Final Four: Virginia's Hero-By-Committee Approach Carries it to First Title

Photo Credit: Brace Hemmelgarn (USA Today Sports)

MINNEAPOLIS — Down by one in the final minute with their opponent at the line, Virginia had Texas Tech right where they wanted them.

For a third straight game, the Cavaliers overcame overwhelming odds in regulation to either win or send the game to overtime. For the third straight game, they had a new hero knocking down the iconic shot. And for the first time ever, they were crowned national champions with an 85-77 overtime victory over the Red Raiders of Texas Tech.

“Some people say it’s luck,” said freshman Kihei Clark, “but we really prepare as a team, and the coaching staff really does a good job of helping us prepare for those moments.”

Without Mamadi Diakite’s game-tying shot in the Elite Eight against Purdue — a true buzzer-beater — there would have been no Final Four for Virginia. Clark’s mad dash to the backcourt to claim an offensive rebound, coupled with his savvy pass to Diakite, whose mid-range prayer knotted the game, was assumed to be the tournament-defining play if Virginia went on to win a title.

Then Kyle Guy happened. Without his six-points-in-six-seconds stunt in the national semi-final against Auburn, there is no championship game. Guy hit a corner 3 to pull Virginia within one, then drew a foul from the opposite corner on a 3-point attempt and won the game for the Cavaliers with three free throws under indescribable pressure.

De’Andre Hunter was Monday’s man of the hour. He picked a decent game for his career-high 27 points. Hunter hit 4 of 5 3-pointers, including a game-tying flick with 12 seconds remaining in the same corner from which Guy drilled his shot two nights prior. Then Hunter struck again from distance in overtime to give Virginia a 75-73 lead that it would ride all the way the final buzzer.

“We have different guys stepping up at different moments, and that’s just huge for us,” said Diakite, who wouldn’t opine on which of the three memorable shots was the best of the tourney. “It’s not a one-man team type of team. We all play together, and that’s what we’ve been doing throughout the season, and it paid off.”

Photo Credit: Jamie Rhodes (USA Today Sports)

Hunter is a sophomore likely destined for the NBA. Guy is a junior who may be a four-year player. Diakite is a junior role player not known for his scoring. These three diverse players all got to wear the white hat for the Cavaliers in their improbable tournament run — an indirect knock on the narrative that programs need one-and-done talent to win titles.

“It just shows the depth we have,” said Hunter. “We have confidence in all the guys. Mamadi made a big shot, Kyle made a big shot, I made a big shot. Any given night it was someone else who could hit a big shot. When someone’s down, someone else steps up, and that’s been happening all year and it just showed in the tournament.”

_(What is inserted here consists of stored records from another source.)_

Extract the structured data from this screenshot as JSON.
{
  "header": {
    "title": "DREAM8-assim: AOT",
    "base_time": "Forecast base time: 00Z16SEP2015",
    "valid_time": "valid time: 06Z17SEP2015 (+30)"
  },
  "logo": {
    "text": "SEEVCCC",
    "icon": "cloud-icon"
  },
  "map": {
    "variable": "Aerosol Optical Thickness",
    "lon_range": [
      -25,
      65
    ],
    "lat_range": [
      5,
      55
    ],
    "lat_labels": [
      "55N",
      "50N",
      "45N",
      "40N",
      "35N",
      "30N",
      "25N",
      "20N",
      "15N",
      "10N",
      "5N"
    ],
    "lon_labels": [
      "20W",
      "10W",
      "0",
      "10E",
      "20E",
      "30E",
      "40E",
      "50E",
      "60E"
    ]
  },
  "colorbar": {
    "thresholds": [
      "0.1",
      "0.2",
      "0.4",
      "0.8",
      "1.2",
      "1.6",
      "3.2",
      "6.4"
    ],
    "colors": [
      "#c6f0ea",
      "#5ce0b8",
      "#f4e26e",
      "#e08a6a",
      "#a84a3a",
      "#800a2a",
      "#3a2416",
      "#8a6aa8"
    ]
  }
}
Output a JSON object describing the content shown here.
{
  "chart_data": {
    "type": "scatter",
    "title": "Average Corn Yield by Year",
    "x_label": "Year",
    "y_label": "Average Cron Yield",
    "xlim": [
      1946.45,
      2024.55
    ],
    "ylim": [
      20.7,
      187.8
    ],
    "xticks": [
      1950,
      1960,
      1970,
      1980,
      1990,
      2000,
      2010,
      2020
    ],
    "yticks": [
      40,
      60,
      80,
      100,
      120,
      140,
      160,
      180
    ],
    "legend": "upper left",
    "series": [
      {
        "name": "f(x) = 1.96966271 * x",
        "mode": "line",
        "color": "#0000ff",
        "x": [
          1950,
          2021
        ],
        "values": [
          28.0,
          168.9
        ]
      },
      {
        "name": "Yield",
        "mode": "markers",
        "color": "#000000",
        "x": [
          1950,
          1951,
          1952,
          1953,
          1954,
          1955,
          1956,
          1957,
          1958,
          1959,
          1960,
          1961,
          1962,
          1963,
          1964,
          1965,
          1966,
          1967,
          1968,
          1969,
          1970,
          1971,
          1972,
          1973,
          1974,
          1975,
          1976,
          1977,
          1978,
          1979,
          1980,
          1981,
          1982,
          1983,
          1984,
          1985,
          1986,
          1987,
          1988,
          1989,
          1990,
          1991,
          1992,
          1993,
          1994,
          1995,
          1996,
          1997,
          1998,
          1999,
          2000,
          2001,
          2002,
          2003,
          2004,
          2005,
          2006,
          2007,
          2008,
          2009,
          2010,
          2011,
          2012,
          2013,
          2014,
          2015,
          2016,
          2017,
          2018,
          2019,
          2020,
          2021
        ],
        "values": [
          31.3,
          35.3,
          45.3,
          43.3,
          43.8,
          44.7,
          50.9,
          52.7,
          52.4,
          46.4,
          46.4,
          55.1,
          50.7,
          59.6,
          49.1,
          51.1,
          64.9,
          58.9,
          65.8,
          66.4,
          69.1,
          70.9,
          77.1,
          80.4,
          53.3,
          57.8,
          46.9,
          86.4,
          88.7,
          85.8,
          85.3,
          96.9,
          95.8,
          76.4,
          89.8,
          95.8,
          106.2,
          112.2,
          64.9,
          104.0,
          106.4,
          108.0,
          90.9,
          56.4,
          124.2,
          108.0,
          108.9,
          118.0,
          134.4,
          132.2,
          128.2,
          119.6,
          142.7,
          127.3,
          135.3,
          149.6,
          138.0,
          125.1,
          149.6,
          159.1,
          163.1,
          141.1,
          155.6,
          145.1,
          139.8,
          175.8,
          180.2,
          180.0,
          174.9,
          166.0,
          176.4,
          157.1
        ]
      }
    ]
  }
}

Some were calling Virginia’s last two games the most exciting events to take place in U.S. Bank Stadium since the Minneapolis Miracle when the Vikings beat the New Orleans Saints on a last-ditch play to advance to the NFC Championship Game in early 2018. Unlike the Vikings, who lost the following week, Virginia never blinked twice at its own histrionics.

After their win against Auburn, the locker room was notably calm. There was no celebration. Not yet.

“We hadn’t reached our end-goal yet,” said point guard Ty Jerome. “When you step onto that court, I’m pretty sure it’s almost impossible to think about last game, especially playing against a team like Texas Tech.”

“[Coach Tony Bennett] has done such a good job this year of doing that,” Diakite said of the team keeping its composure. “He didn’t have to tell us that every time. We just knew what we were supposed to do.”

He paused and grinned.

“We’re pretty mature.”

Bennett instituted a system at Virginia built around stifling defense and efficient offense, and like most successful systems it thrives on continuity. That’s shaped the way he’s recruited and made Virginia one of the country’s winningest programs. The Cavaliers’ postseason failures, though, had made them a punchline as the poster-child for (quote-unquote) boring basketball.

But nobody’s joking now.

It was the Cavaliers’ offensive¬†execution that won them three straight games down the stretch and earned them a rendition of “One Shining Moment.”

“When you guys play the right way, the collectiveness of it takes over,” Bennett told his players. “I’ve watched it, and I’ve stepped back and I’ve seen them mature through everything. For them to do what they did, and how they’ve won, it’s a great story. It really is.”